Monica Gustafson, director of research and development at Volvo, who was not involved in the project, says: "Car magazines are read by car-lovers, people who are already converted. This car preached to the non-converted."
Designer Rosen uses a computer analogy: "Sometimes I describe the YCC to people who don't know much about it as being like the Macintosh of the computer world instead of the PC. PCs are for people who like to fiddle around and program. Then there's the Macintosh. It just has to work. It eases your life. You don't care about computers, but the computer cares about you."
About 20 per cent of Volvo employees are women, as are 20 per cent of its professional test drivers.
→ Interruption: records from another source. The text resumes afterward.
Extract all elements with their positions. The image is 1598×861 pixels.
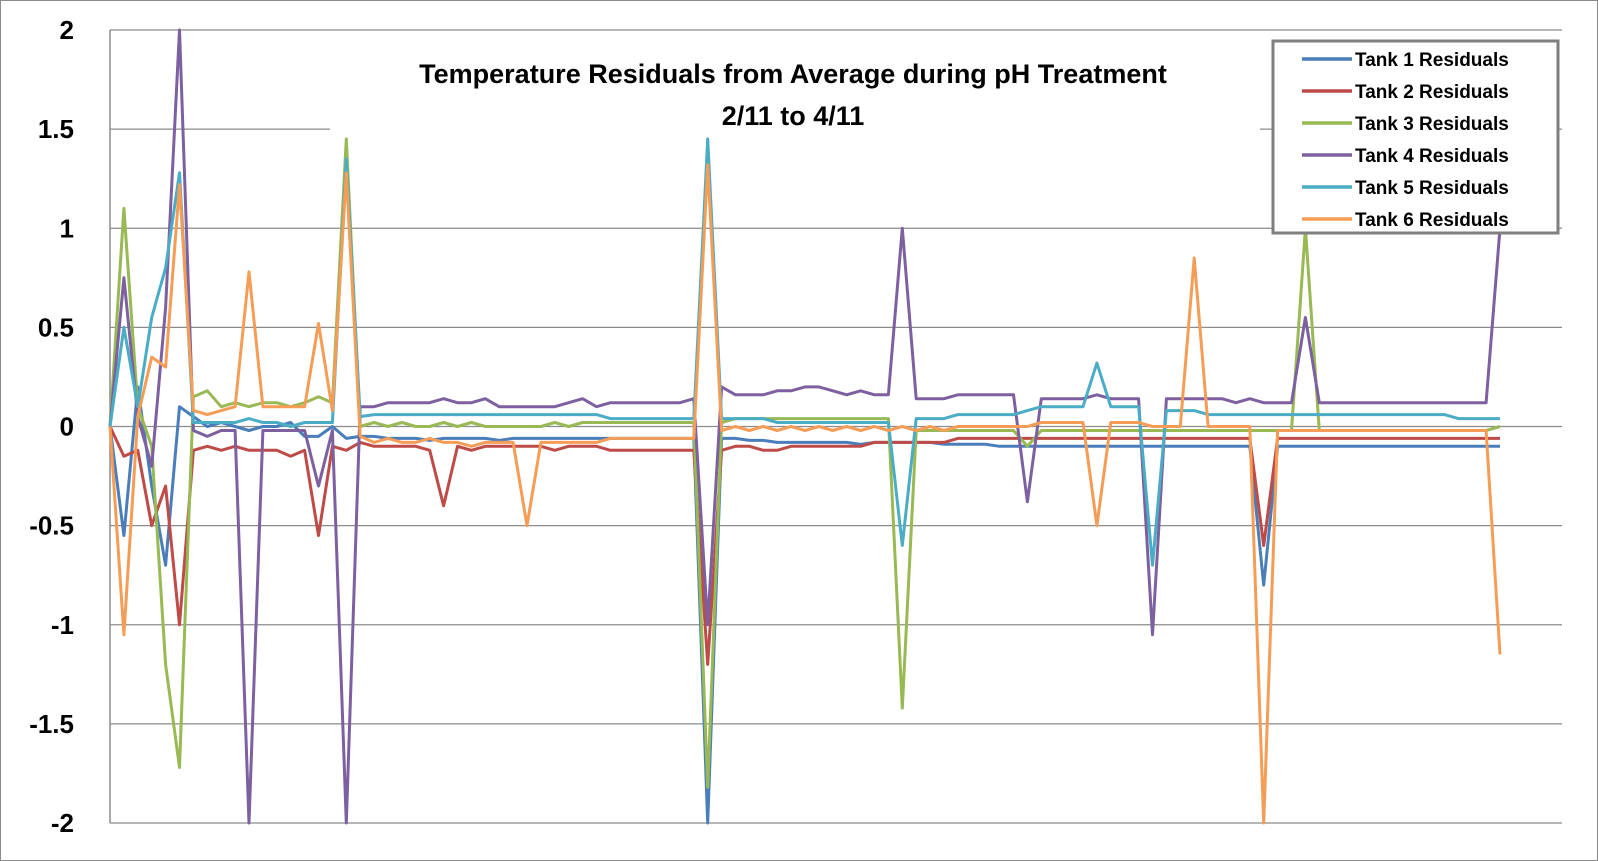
y-tick-labels: 2 1.5 1 0.5 0 -0.5 -1 -1.5 -2: [29, 15, 74, 838]
y-tick-label: 1.5: [38, 114, 74, 144]
y-tick-label: -0.5: [29, 511, 74, 541]
title-background: [330, 52, 1260, 136]
chart-title: Temperature Residuals from Average durin…: [419, 59, 1167, 89]
y-tick-label: -2: [51, 808, 74, 838]
series-line-tank-1: [108, 385, 1500, 825]
y-tick-label: 0.5: [38, 312, 74, 342]
series-layer: [108, 28, 1502, 825]
series-line-tank-2: [108, 425, 1500, 666]
chart-title-group: Temperature Residuals from Average durin…: [330, 52, 1260, 136]
legend-label-tank-1: Tank 1 Residuals: [1355, 50, 1509, 71]
series-line-tank-6: [108, 163, 1502, 825]
chart-subtitle: 2/11 to 4/11: [722, 101, 865, 131]
legend-label-tank-6: Tank 6 Residuals: [1355, 210, 1509, 231]
y-tick-label: 2: [60, 15, 74, 45]
y-tick-label: 1: [60, 213, 74, 243]
legend-label-tank-3: Tank 3 Residuals: [1355, 114, 1509, 135]
legend-label-tank-2: Tank 2 Residuals: [1355, 82, 1509, 103]
y-tick-label: -1: [51, 610, 74, 640]
legend: Tank 1 Residuals Tank 2 Residuals Tank 3 R…: [1271, 39, 1560, 235]
y-tick-label: -1.5: [29, 709, 74, 739]
y-tick-label: 0: [60, 412, 74, 442]
legend-label-tank-5: Tank 5 Residuals: [1355, 178, 1509, 199]
series-line-tank-4: [108, 28, 1502, 825]
legend-label-tank-4: Tank 4 Residuals: [1355, 146, 1509, 167]
legend-box: [1271, 39, 1560, 235]
series-line-tank-3: [108, 137, 1501, 789]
Chief executive officer Hans-Olov Olsson would like to see that number increase, especially in the executive ranks.
"The YCC was a statement to encourage females within Volvo," says Olsson. "It has opened the eyes of the whole organisation in a very positive way."
But Rosen doesn't see YCC as a gender-specific project. "I see it as a business case."
The number of women managers in Volvo worldwide represents 15 per cent of the workforce, but Volvo is committed to increase this figure to 20 per cent by 2015.
"From as early as the 1980s Volvo has had groups of female staff testing and assessing new models from a woman's point of view, but now we are ensuring we have a strong female element in our management team as well," said Olsson.
One of the reasons Volvo wishes to improve the number of women in its business is to help to attract more female buyers. In Europe, only 14 per cent of Volvo customers are women, yet research shows that women influence 80 per cent all car purchases.
In the premium car segment, women have increased by 50 per cent in the past five years.
Research shows that these women are more demanding car buyers than men.